A capacitor is rolled from two strips of aluminum separated by two strips of paraffin-coated paper. Each strip is 5.40cm wide. The foil is 7.00μm thick, and the paper is 50.0μm thick. What length, in cm, should the strips be if a capacitance of 24.0nF is desired? Use 3.7 for the dielectric constant κ of the coated paper and 8.85 x 10-12 F/m for εo, the permittivity of free space.

To find the length of the strips for the desired capacitance, we can use the formula for the capacitance of a parallel plate capacitor:

C = (κ * ε₀ * A) / d

where C is the capacitance, κ is the dielectric constant, ε₀ is the permittivity of free space, A is the area of the capacitor plates, and d is the distance between the plates.

In this case, we know the capacitance (C = 24.0 nF), the dielectric constant of the coated paper (κ = 3.7), and the thicknesses of the aluminum foil (7.00 μm) and the paper (50.0 μm). We need to find the length of the strips, which corresponds to the area of the plates (A).

The width of each strip is given as 5.40 cm, and we need to find the length (L) in cm.

We can calculate the area of the plates as:

A = 2 * (width of strip) * length = 2 * (5.40 cm) * L

Substituting the given values into the formula for capacitance, we get:

24.0 nF = (3.7 * 8.85 x 10^(-12) F/m * (2 * 5.40 cm * L)) / (7.00 μm + 50.0 μm)

Let's simplify the equation step by step:

- Convert the capacitance to farads by multiplying by 10^(-9):
C = 24.0 nF = 24.0 x 10^(-9) F

- Convert the thicknesses of the aluminum foil and the paper to meters:
7.00 μm = 7.00 x 10^(-6) m
50.0 μm = 50.0 x 10^(-6) m

Now we can substitute the values into the equation:

24.0 x 10^(-9) = (3.7 * 8.85 x 10^(-12) * (2 * 5.40 x 10^(-2) * L)) / (7.00 x 10^(-6) + 50.0 x 10^(-6))

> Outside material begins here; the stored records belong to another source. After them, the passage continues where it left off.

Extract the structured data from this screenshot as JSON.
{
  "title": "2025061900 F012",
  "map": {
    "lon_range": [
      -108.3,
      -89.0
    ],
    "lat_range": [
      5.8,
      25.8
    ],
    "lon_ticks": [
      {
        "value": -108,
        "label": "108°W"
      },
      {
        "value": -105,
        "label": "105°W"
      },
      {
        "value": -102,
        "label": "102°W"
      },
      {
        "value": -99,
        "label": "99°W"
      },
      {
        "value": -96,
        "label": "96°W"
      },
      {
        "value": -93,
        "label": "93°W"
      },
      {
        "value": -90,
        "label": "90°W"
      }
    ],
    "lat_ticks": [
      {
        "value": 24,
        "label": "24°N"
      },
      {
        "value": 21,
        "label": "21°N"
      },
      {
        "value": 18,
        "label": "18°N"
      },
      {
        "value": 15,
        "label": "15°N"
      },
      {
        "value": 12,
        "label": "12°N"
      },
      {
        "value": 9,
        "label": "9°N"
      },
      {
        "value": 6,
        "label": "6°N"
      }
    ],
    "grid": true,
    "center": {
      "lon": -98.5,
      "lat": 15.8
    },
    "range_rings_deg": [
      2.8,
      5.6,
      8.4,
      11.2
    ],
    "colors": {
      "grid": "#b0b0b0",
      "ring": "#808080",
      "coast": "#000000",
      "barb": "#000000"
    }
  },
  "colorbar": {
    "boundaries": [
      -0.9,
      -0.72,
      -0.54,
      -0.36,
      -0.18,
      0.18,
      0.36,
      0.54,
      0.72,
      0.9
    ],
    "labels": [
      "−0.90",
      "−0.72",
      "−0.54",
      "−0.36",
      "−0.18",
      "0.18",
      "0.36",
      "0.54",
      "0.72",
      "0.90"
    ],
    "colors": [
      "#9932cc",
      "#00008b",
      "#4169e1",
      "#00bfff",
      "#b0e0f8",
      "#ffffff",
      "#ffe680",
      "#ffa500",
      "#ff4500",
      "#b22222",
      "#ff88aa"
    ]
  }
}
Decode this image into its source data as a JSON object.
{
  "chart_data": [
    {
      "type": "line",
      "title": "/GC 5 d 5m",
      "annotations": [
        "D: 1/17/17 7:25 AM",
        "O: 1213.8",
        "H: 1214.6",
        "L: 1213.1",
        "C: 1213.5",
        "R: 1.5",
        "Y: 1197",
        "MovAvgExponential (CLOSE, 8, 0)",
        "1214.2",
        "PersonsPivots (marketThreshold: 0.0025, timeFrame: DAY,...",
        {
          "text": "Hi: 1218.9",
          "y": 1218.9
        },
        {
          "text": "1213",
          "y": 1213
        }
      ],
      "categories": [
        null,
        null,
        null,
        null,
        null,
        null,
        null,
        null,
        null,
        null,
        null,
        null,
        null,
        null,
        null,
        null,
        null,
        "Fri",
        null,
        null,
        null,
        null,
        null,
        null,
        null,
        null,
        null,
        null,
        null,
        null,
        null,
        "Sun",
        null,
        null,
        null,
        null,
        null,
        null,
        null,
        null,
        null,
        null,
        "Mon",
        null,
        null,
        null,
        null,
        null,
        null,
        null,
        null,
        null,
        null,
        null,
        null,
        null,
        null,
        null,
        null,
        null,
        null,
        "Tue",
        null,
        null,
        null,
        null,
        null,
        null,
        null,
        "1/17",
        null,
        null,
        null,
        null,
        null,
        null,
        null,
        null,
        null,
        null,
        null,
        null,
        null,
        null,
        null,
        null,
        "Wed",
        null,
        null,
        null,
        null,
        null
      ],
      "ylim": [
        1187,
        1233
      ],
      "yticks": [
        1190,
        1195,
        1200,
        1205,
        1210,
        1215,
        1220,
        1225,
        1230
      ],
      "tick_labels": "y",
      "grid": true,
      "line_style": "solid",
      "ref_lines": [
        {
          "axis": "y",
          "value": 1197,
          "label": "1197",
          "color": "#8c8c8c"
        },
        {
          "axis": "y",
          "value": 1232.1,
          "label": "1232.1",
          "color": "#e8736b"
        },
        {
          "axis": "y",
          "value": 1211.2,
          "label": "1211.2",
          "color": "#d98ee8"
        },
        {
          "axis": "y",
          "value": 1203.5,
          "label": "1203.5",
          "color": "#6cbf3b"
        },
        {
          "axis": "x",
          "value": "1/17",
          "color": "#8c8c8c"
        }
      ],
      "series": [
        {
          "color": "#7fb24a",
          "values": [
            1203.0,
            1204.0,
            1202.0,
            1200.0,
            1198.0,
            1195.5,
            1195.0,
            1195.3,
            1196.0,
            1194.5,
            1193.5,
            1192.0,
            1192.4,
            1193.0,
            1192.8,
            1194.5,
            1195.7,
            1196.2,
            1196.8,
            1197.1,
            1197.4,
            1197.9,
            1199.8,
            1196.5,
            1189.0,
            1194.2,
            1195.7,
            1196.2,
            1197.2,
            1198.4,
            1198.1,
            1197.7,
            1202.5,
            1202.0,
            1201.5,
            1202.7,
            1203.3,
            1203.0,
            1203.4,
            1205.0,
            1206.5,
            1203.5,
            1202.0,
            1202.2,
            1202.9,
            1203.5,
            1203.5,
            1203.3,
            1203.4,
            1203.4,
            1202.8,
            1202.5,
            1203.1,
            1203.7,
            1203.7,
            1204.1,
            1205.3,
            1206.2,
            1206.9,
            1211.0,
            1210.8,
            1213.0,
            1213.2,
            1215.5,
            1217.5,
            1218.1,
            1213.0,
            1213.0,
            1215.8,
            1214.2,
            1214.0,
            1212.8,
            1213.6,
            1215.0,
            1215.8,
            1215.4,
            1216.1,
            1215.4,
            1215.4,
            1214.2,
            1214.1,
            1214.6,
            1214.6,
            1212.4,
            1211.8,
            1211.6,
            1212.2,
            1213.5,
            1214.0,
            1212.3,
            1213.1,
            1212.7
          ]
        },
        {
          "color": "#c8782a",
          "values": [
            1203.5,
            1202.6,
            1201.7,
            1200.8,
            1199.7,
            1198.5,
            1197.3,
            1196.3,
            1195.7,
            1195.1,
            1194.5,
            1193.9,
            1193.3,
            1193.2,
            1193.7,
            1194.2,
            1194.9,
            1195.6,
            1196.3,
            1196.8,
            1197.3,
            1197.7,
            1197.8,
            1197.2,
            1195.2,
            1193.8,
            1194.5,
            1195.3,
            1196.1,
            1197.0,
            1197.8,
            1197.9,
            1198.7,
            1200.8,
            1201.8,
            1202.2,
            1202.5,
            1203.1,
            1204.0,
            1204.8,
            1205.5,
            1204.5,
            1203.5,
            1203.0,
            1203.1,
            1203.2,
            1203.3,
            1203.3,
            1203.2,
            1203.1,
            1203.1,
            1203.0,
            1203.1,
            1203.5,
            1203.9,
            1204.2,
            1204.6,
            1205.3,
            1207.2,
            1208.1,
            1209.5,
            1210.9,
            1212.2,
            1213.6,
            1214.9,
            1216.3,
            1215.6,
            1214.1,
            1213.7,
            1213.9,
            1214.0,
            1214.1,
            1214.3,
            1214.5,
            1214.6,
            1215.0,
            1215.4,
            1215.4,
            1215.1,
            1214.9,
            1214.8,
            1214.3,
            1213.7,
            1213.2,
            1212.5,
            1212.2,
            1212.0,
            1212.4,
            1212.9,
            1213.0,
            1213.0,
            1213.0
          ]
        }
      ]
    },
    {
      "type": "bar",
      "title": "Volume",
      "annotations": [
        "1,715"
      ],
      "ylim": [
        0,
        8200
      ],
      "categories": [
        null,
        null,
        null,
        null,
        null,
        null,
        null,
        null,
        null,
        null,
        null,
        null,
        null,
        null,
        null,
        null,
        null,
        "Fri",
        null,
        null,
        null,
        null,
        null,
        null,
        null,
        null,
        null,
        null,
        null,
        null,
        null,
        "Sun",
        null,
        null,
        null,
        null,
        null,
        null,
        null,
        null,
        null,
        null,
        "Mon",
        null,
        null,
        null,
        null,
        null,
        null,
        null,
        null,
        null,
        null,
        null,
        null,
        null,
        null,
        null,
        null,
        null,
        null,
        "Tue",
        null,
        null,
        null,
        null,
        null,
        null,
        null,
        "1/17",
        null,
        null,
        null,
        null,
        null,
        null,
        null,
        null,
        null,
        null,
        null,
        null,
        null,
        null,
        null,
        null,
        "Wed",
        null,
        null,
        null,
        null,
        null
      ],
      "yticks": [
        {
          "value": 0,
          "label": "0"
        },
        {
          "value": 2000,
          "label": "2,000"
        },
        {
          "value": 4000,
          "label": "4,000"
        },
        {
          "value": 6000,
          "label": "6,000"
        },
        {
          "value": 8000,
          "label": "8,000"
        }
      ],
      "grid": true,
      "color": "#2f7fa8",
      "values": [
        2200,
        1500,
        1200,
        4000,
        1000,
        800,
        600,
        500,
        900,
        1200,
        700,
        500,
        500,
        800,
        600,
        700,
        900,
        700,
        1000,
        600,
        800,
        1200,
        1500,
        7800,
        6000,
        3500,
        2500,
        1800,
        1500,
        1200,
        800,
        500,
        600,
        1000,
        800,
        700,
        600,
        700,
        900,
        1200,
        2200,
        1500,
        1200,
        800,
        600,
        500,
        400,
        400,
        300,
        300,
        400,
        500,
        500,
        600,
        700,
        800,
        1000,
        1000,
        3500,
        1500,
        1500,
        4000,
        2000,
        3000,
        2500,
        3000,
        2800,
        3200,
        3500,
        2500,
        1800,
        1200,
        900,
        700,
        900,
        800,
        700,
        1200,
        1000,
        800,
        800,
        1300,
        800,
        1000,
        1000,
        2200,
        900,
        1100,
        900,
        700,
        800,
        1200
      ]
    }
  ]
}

Now, to solve for L, let's isolate it on one side of the equation:

L = (24.0 x 10^(-9) * (7.00 x 10^(-6) + 50.0 x 10^(-6))) / (3.7 * 8.85 x 10^(-12) * (2 * 5.40 x 10^(-2)))

Calculating the expression on the right-hand side will give us the length L in centimeters.

To find the length of the strips required for a desired capacitance of 24.0nF, we can use the formula for the capacitance of a parallel plate capacitor:

C = (κ * ε0 * A) / d

Where:
C is the capacitance,
κ is the dielectric constant,
ε0 is the permittivity of free space,
A is the area of the capacitor plates,
and d is the distance between the plates.

Let's calculate step-by-step:

Step 1: Calculate the area of the plates.
The area of each plate is given by:
A = width * length

Given:
Width = 5.40cm

Let's assign "L" as the length of the strips.
So, the area of each plate is:
A = (5.40cm) * L

Step 2: Calculate the thickness of the capacitor.
The total thickness of each plate is given by:
d = foil thickness + paper thickness

Given:
Foil thickness = 7.00μm
Paper thickness = 50.0μm

So, the total thickness is:
d = 7.00μm + 50.0μm

Step 3: Calculate the value of κ:
Given:
κ (dielectric constant) = 3.7

Step 4: Convert units and calculate the length:
To use the formula, we need to convert the units to meters:
Foil thickness = 7.00μm = 7.00 x (10^-6)m
Paper thickness = 50.0μm = 50.0 x (10^-6)m

Using the formula for capacitance:
24.0nF = (3.7 * 8.85 x 10^-12 F/m * A) / (7.00 x 10^-6 m + 50.0 x 10^-6 m)

Simplifying the equation and substituting the known values:
24.0nF = (3.7 * 8.85 x 10^-12 F/m * 5.40cm * L) / (7.00 x 10^-6 m + 50.0 x 10^-6 m)

Now, let's solve for L:

L = (24.0nF * 7.00 x 10^-6 m + 50.0 x 10^-6 m) / (3.7 * 8.85 x 10^-12 F/m * 5.40cm)

Calculating this expression will give you the length, in cm, required for the desired capacitance of 24.0nF.